5.4 Het standpunt van klaagster dat de huisarts wel degelijk betrokken zou zijn bij de opname en dat dit zou blijken uit het waarneemverslag dat de huisarts naar de crisisdienst heeft gestuurd is onjuist. De huisarts heeft in dat waarneemverslag de code P98.00 vermeld in combinatie met de woorden “Andere/niet gespecificeerde psychose(n)”. Dit betekent echter niet dat de huisarts overtuigd was van het bestaan van een psychose bij klaagster. Weliswaar wordt deze code ingevuld in het veld “diagnose” van het waarneemverslag, maar het gaat daarbij niet om een einddiagnose. Het betreft slechts een vermoeden van de huisarts. Het vermelden van deze code is in dit geval een administratief vereiste om het waarneemverslag af te kunnen sluiten. Het college is van oordeel dat de huisarts het vermoeden van een psychose in het waarneemverslag mocht opnemen, gezien het telefoongesprek in combinatie met informatie uit het dossier van klaagster over een eerdere psychose enkele jaren geleden. Onder die omstandigheden heeft de huisarts correct gehandeld door de crisisdienst in te schakelen en niet zelf een nader onderzoek in te stellen naar de gezondheid van klaagster. De crisisdienst heeft klaagster bezocht. De arts van de crisisdienst, en niet de huisarts, is vervolgens degene geweest die heeft geadviseerd om klaagster op te laten nemen.
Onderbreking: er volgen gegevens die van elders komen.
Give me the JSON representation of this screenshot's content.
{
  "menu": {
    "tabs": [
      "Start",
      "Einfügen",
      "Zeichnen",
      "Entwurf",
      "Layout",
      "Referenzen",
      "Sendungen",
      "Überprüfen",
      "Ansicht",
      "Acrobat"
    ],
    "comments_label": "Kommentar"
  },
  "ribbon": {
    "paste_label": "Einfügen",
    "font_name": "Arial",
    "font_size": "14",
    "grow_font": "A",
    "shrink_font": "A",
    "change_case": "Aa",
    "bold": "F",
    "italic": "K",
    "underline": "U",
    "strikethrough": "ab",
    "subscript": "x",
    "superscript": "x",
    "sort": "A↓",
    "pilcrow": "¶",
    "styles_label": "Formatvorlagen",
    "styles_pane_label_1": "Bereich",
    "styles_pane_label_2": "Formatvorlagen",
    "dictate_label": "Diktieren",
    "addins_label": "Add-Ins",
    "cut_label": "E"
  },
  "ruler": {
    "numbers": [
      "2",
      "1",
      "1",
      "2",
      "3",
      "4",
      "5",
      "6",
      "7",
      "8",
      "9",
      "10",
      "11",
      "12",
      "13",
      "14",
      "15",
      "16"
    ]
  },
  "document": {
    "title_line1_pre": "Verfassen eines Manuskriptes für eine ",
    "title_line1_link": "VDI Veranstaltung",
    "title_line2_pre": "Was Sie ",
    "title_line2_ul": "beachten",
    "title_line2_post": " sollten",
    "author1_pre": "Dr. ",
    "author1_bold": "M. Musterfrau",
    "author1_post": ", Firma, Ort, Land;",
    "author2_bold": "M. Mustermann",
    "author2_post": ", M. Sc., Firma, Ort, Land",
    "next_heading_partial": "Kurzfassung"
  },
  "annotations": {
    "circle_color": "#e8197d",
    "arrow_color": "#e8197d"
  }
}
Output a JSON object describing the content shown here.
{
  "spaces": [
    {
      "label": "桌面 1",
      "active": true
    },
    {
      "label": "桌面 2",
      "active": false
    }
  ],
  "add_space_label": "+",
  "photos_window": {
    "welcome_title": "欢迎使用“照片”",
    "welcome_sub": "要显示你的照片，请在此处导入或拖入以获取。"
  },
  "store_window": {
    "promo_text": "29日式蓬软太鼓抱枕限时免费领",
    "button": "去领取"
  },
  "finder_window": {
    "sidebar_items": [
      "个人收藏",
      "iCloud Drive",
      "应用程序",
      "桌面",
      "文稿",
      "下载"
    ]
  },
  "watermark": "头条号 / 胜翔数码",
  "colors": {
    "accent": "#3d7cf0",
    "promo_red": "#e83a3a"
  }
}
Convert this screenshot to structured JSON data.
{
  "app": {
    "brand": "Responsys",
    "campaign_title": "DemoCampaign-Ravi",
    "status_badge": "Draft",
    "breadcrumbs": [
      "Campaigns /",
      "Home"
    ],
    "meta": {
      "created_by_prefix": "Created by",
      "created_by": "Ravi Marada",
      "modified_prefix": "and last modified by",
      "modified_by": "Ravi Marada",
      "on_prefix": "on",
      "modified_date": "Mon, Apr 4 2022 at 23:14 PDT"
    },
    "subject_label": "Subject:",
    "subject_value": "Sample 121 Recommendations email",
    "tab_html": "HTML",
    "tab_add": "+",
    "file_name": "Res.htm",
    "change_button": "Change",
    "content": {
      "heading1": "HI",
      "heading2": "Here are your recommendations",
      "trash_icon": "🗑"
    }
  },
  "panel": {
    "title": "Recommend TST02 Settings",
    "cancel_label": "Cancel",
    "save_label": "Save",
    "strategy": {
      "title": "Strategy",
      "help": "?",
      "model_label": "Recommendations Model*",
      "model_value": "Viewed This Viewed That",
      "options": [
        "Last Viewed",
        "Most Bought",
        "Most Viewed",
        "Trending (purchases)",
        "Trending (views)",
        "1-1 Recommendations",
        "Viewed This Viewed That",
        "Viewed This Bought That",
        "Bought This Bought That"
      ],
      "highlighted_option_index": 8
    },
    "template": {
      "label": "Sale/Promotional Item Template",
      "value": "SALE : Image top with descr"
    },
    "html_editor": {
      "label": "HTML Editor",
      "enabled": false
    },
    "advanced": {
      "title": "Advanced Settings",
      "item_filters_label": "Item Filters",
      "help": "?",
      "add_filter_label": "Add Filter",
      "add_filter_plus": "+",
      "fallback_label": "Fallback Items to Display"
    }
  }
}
5.5 Over al of niet voldoen aan de hoorplicht van “De Nationale Hoorservice” overweegt het college dat deze verplichting ziet op de hoorplicht van de burgemeester bij crisisopnamen. Aangezien de huisarts bij die fase niet betrokken was mist de klacht dat de huisarts niet aan deze plicht heeft voldaan feitelijke grondslag.

Slotsom
5.6 Uit de overwegingen hiervoor volgt dat de klacht kennelijk ongegrond is.

6. De beslissing
De klacht is kennelijk ongegrond.


Deze beslissing is gegeven op 10 oktober 2025 door G.F.H. Lycklama à Nijeholt voorzitter,
A. Wewerinke, M.C. Wolfs-Smits, leden-beroepsgenoten, bijgestaan door E.A. Weiland, secretaris.